Uses PostgreSQL as the Iceberg catalog backend via JDBC. This is the tested and recommended implementation for local development.

builder = get_spark_builder(CatalogType.POSTGRES)
spark = builder.get_spark_session()

GlueCatalogSparkBuilder

Uses AWS Glue as the Iceberg catalog backend. Credentials are resolved via the AWS default credential chain (env vars, ~/.aws/credentials, IAM role) -- no static S3 keys in Spark config.
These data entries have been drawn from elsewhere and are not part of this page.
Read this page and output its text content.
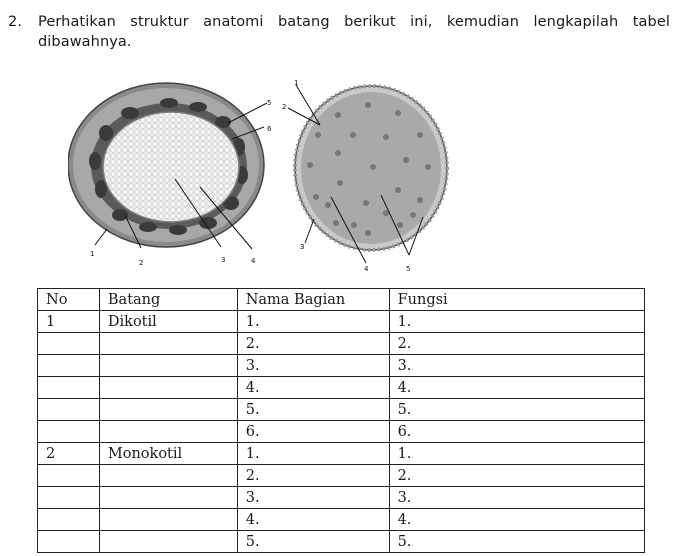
2. Perhatikan struktur anatomi batang berikut ini, kemudian lengkapilah tabel dibawahnya.
1
2	3	4
5
6
1
2
3
4	5
No	Batang	Nama Bagian	Fungsi
1	Dikotil	1.	1.
		2.	2.
		3.	3.
		4.	4.
		5.	5.
		6.	6.
2	Monokotil	1.	1.
		2.	2.
		3.	3.
		4.	4.
		5.	5.
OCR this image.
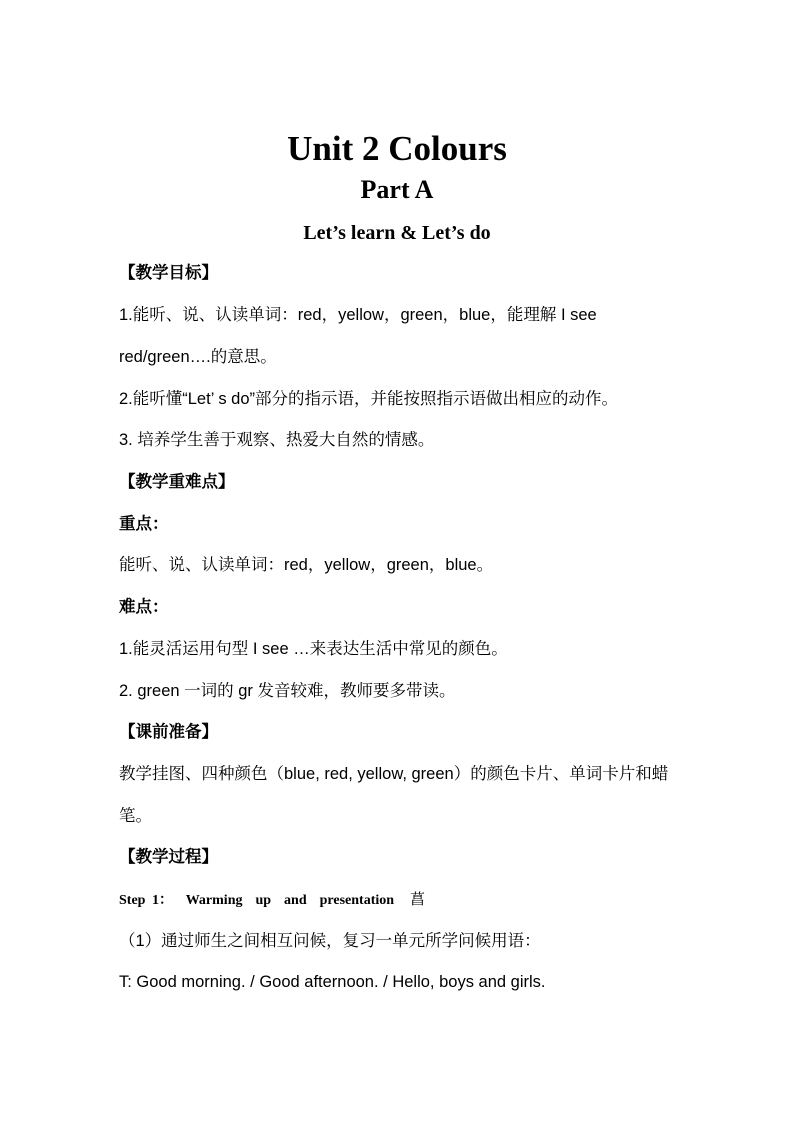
Unit 2 Colours
Part A
Let’s learn & Let’s do

【教学目标】

1.能听、说、认读单词：red，yellow，green，blue，能理解 I see

red/green….的意思。

2.能听懂“Let’ s do”部分的指示语，并能按照指示语做出相应的动作。

3. 培养学生善于观察、热爱大自然的情感。

【教学重难点】

重点：

能听、说、认读单词：red，yellow，green，blue。

难点：

1.能灵活运用句型 I see …来表达生活中常见的颜色。

2. green 一词的 gr 发音较难，教师要多带读。

【课前准备】

教学挂图、四种颜色（blue, red, yellow, green）的颜色卡片、单词卡片和蜡

笔。

【教学过程】

Step 1：  Warming  up  and  presentation 菖

（1）通过师生之间相互问候，复习一单元所学问候用语：

T: Good morning. / Good afternoon. / Hello, boys and girls.
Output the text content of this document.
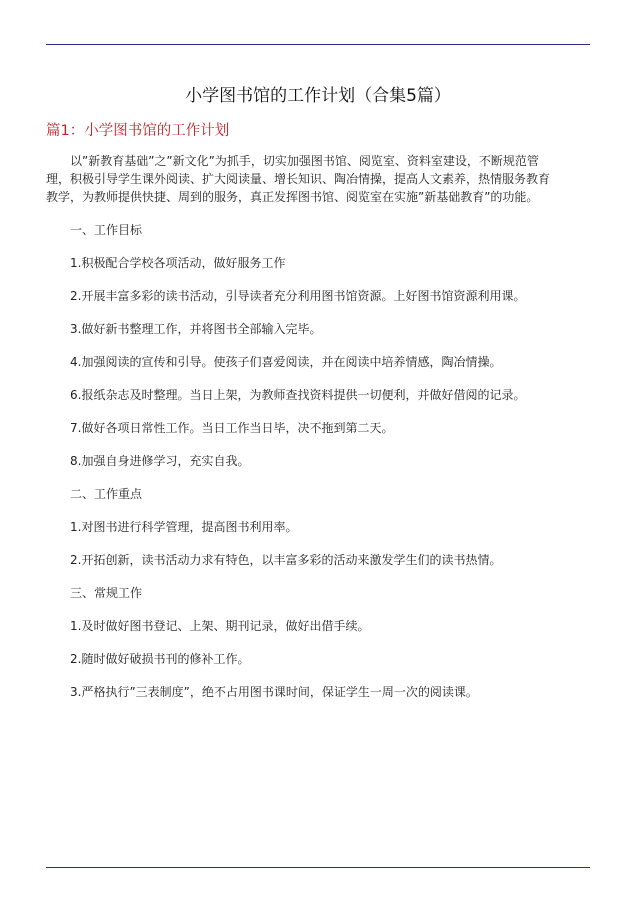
小学图书馆的工作计划（合集5篇）
篇1：小学图书馆的工作计划

以”新教育基础”之”新文化”为抓手，切实加强图书馆、阅览室、资料室建设，不断规范管理，积极引导学生课外阅读、扩大阅读量、增长知识、陶冶情操，提高人文素养，热情服务教育教学，为教师提供快捷、周到的服务，真正发挥图书馆、阅览室在实施”新基础教育”的功能。

一、工作目标

1.积极配合学校各项活动，做好服务工作

2.开展丰富多彩的读书活动，引导读者充分利用图书馆资源。上好图书馆资源利用课。

3.做好新书整理工作，并将图书全部输入完毕。

4.加强阅读的宣传和引导。使孩子们喜爱阅读，并在阅读中培养情感，陶冶情操。

6.报纸杂志及时整理。当日上架，为教师查找资料提供一切便利，并做好借阅的记录。

7.做好各项日常性工作。当日工作当日毕，决不拖到第二天。

8.加强自身进修学习，充实自我。

二、工作重点

1.对图书进行科学管理，提高图书利用率。

2.开拓创新，读书活动力求有特色，以丰富多彩的活动来激发学生们的读书热情。

三、常规工作

1.及时做好图书登记、上架、期刊记录，做好出借手续。

2.随时做好破损书刊的修补工作。

3.严格执行”三表制度”，绝不占用图书课时间，保证学生一周一次的阅读课。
builder = get_spark_builder(CatalogType.GLUE)
spark = builder.get_spark_session()

Optionally set GLUE_CATALOG_ID for cross-account Glue access.

Supported Catalog Types

Enum Value String Builder Class Credential Handling
CatalogType.POSTGRES "postgres" PostgresCatalogSparkBuilder Static S3 keys from settings
CatalogType.NESSIE "nessie" NessieCatalogSparkBuilder Static S3 keys from settings
CatalogType.LAKEKEEPER "lakekeeper" LakekeeperCatalogSparkBuilder Credential vending (no static keys)
CatalogType.GLUE "glue" GlueCatalogSparkBuilder AWS credential chain (no static keys)

Common Configuration

All builders share:

  • Iceberg runtime (4.0 for Scala 2.13, version 1.10.1)
  • Delta Lake via configure_spark_with_delta_pip
  • Hadoop AWS for S3/MinIO access
  • Nessie Spark extensions for git-like operations
  • PostgreSQL JDBC driver for catalog metadata

The JARs are resolved via Maven/Ivy at session creation time.

Custom App Name

builder = get_spark_builder(CatalogType.NESSIE)
builder._app_name = "My Custom App"
spark = builder.get_spark_session()

Spark Cluster

When using the Docker Spark cluster (just up spark), set:

SPARK_MASTER="spark://localhost:7077"
SPARK_DRIVER_HOST="172.18.0.1"  # Docker bridge gateway IP
SPARK_DRIVER_PORT=7001
SPARK_DRIVER_BLOCK_MANAGER_PORT=7002

For local mode (no cluster):

SPARK_MASTER="local[*]"

See the Spark Cluster guide for details on the Docker-based Spark standalone cluster.